There may well be cases in which the proper measures of loss for a solicitor's negligence in a conveyancing transaction is indeed the diminution of value of the property. However it cannot be said, on the Scottish authorities that there is a presumption that this will be so, or even that it is a starting point. It will depend on the facts and circumstances of the case.

[37] So what is the correct measure of damages in this case? As Clarke J observed in Kelleher v O'Connor it is necessary to analyse the contractual obligations which have been breached.

"A solicitor does not contract with her client that she will not procure for that client a successful conclusion of a conveyancing contract. Rather the solicitor contracts with her client that she will carry out a proper professional job on the conveyancing transaction. Depending on the circumstances that may lead to the solicitor advising the relevant client not to proceed at all are only to proceed provided certain assurances or terms can be imposed or the like". (p.39 paragraph 9).

[38] There is no doubt that the solicitors were under a duty to inform the pursuers of the qualification contained in the letter of 23 March 2007. In not doing so they were in breach of the term of the contract that the solicitor would use the knowledge, skill and care of a reasonably competent firm of solicitors providing conveyancing legal services. The issue is what that duty entails. It is not merely advising the pursuers of the terms of the qualifications in the letter. Depending on what these qualifications are they must then go on and offer advice to the clients, in this the pursuers, as to the implication of the qualifications, and take their instructions. In some cases the advice may be that the qualifications are acceptable. In other cases it may be that the solicitors should advise that they revert to the seller's solicitors and attempt to have the particular qualification amended or removed. In other cases the advice will be not to continue with the purchase.

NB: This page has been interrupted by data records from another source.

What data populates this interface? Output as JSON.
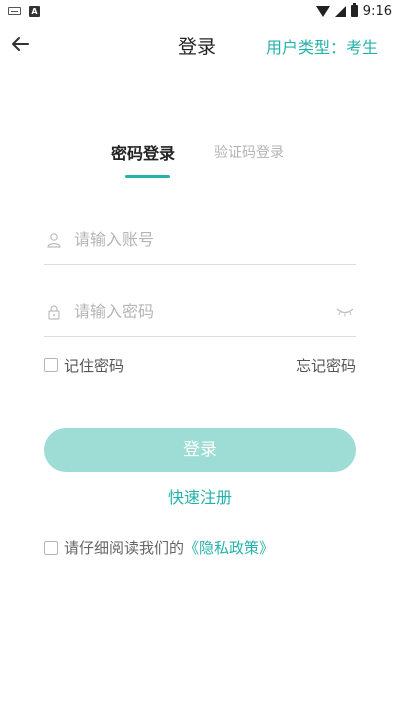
{
  "status_bar": {
    "time": "9:16"
  },
  "header": {
    "title": "登录",
    "user_type": "用户类型：考生"
  },
  "tabs": {
    "password_login": "密码登录",
    "code_login": "验证码登录"
  },
  "form": {
    "account_placeholder": "请输入账号",
    "password_placeholder": "请输入密码",
    "remember_label": "记住密码",
    "forgot_label": "忘记密码",
    "login_button": "登录",
    "register_link": "快速注册"
  },
  "privacy": {
    "prefix": "请仔细阅读我们的",
    "link": "《隐私政策》"
  },
  "colors": {
    "accent": "#25b2aa",
    "button_bg": "#9edcd6"
  }
}
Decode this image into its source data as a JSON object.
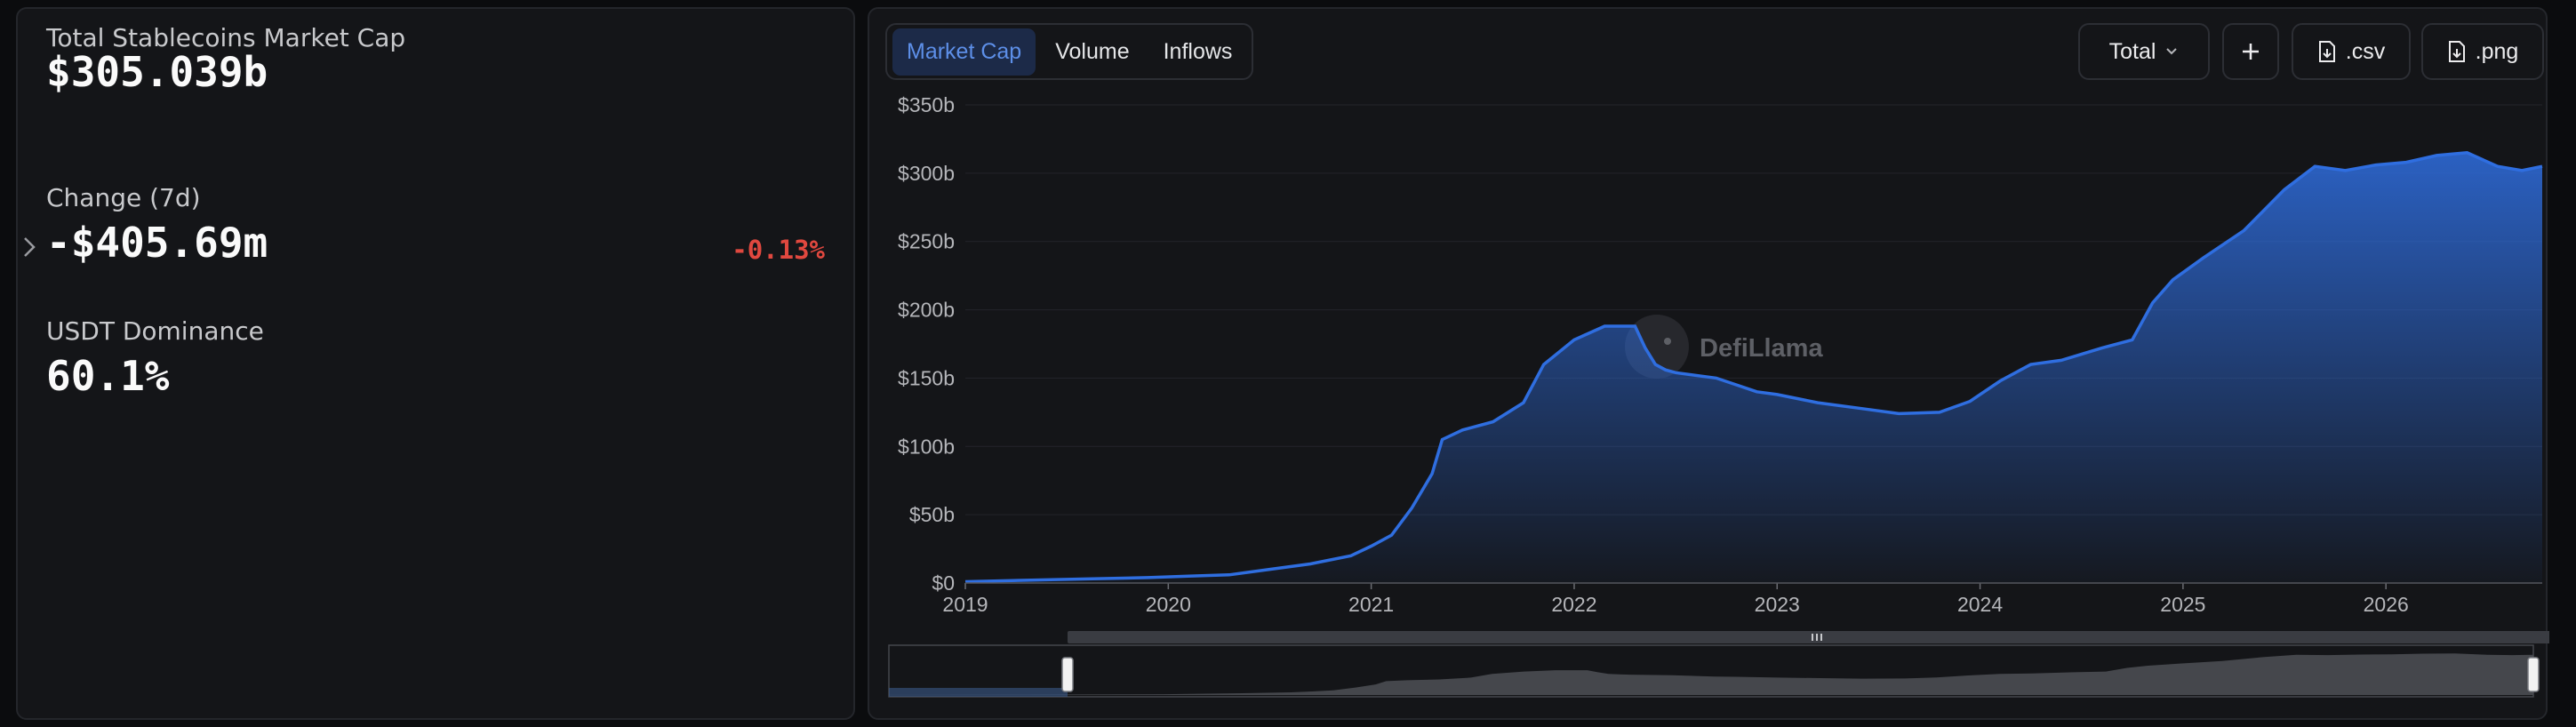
{
  "stats": {
    "market_cap_label": "Total Stablecoins Market Cap",
    "market_cap_value": "$305.039b",
    "change_label": "Change (7d)",
    "change_value": "-$405.69m",
    "change_percent": "-0.13%",
    "dominance_label": "USDT Dominance",
    "dominance_value": "60.1%"
  },
  "tabs": [
    {
      "label": "Market Cap",
      "active": true
    },
    {
      "label": "Volume",
      "active": false
    },
    {
      "label": "Inflows",
      "active": false
    }
  ],
  "toolbar": {
    "total_label": "Total",
    "csv_label": ".csv",
    "png_label": ".png"
  },
  "watermark": "DefiLlama",
  "colors": {
    "accent": "#2f6ee0",
    "negative": "#e0483f",
    "active_tab_bg": "#1c2a48",
    "active_tab_text": "#5d8fe8"
  },
  "chart_data": {
    "type": "area",
    "title": "",
    "xlabel": "",
    "ylabel": "",
    "grid": true,
    "xlim": [
      2019.0,
      2026.77
    ],
    "ylim": [
      0,
      350
    ],
    "x_ticks": [
      "2019",
      "2020",
      "2021",
      "2022",
      "2023",
      "2024",
      "2025",
      "2026"
    ],
    "y_ticks": [
      "$0",
      "$50b",
      "$100b",
      "$150b",
      "$200b",
      "$250b",
      "$300b",
      "$350b"
    ],
    "series": [
      {
        "x": [
          2019.0,
          2019.3,
          2019.6,
          2019.9,
          2020.1,
          2020.3,
          2020.5,
          2020.7,
          2020.9,
          2021.0,
          2021.1,
          2021.2,
          2021.3,
          2021.35,
          2021.45,
          2021.6,
          2021.75,
          2021.85,
          2022.0,
          2022.15,
          2022.3,
          2022.35,
          2022.4,
          2022.45,
          2022.5,
          2022.7,
          2022.9,
          2023.0,
          2023.2,
          2023.4,
          2023.6,
          2023.8,
          2023.95,
          2024.1,
          2024.25,
          2024.4,
          2024.6,
          2024.75,
          2024.85,
          2024.95,
          2025.1,
          2025.3,
          2025.5,
          2025.65,
          2025.8,
          2025.95,
          2026.1,
          2026.25,
          2026.4,
          2026.55,
          2026.67,
          2026.77
        ],
        "values": [
          1,
          2,
          3,
          4,
          5,
          6,
          10,
          14,
          20,
          27,
          35,
          55,
          80,
          105,
          112,
          118,
          132,
          160,
          178,
          188,
          188,
          172,
          160,
          156,
          154,
          150,
          140,
          138,
          132,
          128,
          124,
          125,
          133,
          148,
          160,
          163,
          172,
          178,
          205,
          222,
          238,
          258,
          288,
          305,
          302,
          306,
          308,
          313,
          315,
          305,
          302,
          305
        ]
      }
    ]
  }
}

[39] So far as the client is concerned he or she may take the advice, or reject it. The client may say to a solicitor who advises that a modification to a condition may be accepted that he or she does not accept it and instruct the solicitor not to conclude missives. On the other hand the client may instruct a solicitor to conclude a bargain in the face of advice not to do so. That is the client's prerogative. So long as the client is properly advised the solicitors have fulfilled the terms of the contract to the client.

[40] Where solicitors are in breach of an implied term to use the knowledge, skill and care of a reasonably competent firm of solicitors providing conveyancing legal services, it is necessary to see what the consequences are for the client. That will depend on the extent and scope of the breach.

[41] Where, as here, it is a failure to advice on modifications to conditions in an offer to purchase it is necessary to identify these modifications, narrate the advice that might reasonably be expected from a reasonably competent firm of solicitors providing legal services and the action that might have been taken in respect of such advice. Then the court will be able to approach the issue of damages which flows from the breach.

[42] In this case no attempt is made to identify the modification or modifications which caused a problem to the pursuers, the advice that might have been expected to have been given, the pursuers' attitude to such advice or the loss that they incurred as a result.

[43] Instead all that the pursuers have provided is a schedule of expenditure with no attempt to relate these to any of the conditions or modifications thereto in the missives. The pursuers do not offer to prove that any of the items of expenditure in the schedule arose as a result of the deletion of a condition of the offer contained in the qualified acceptance of 23 March. In the absence of such averments there is nothing to demonstrate how any of these items of expenditure flow from the firm's alleged breach of duty. Accordingly I will sustain the first and second pleas in law for the defenders and dismiss the action.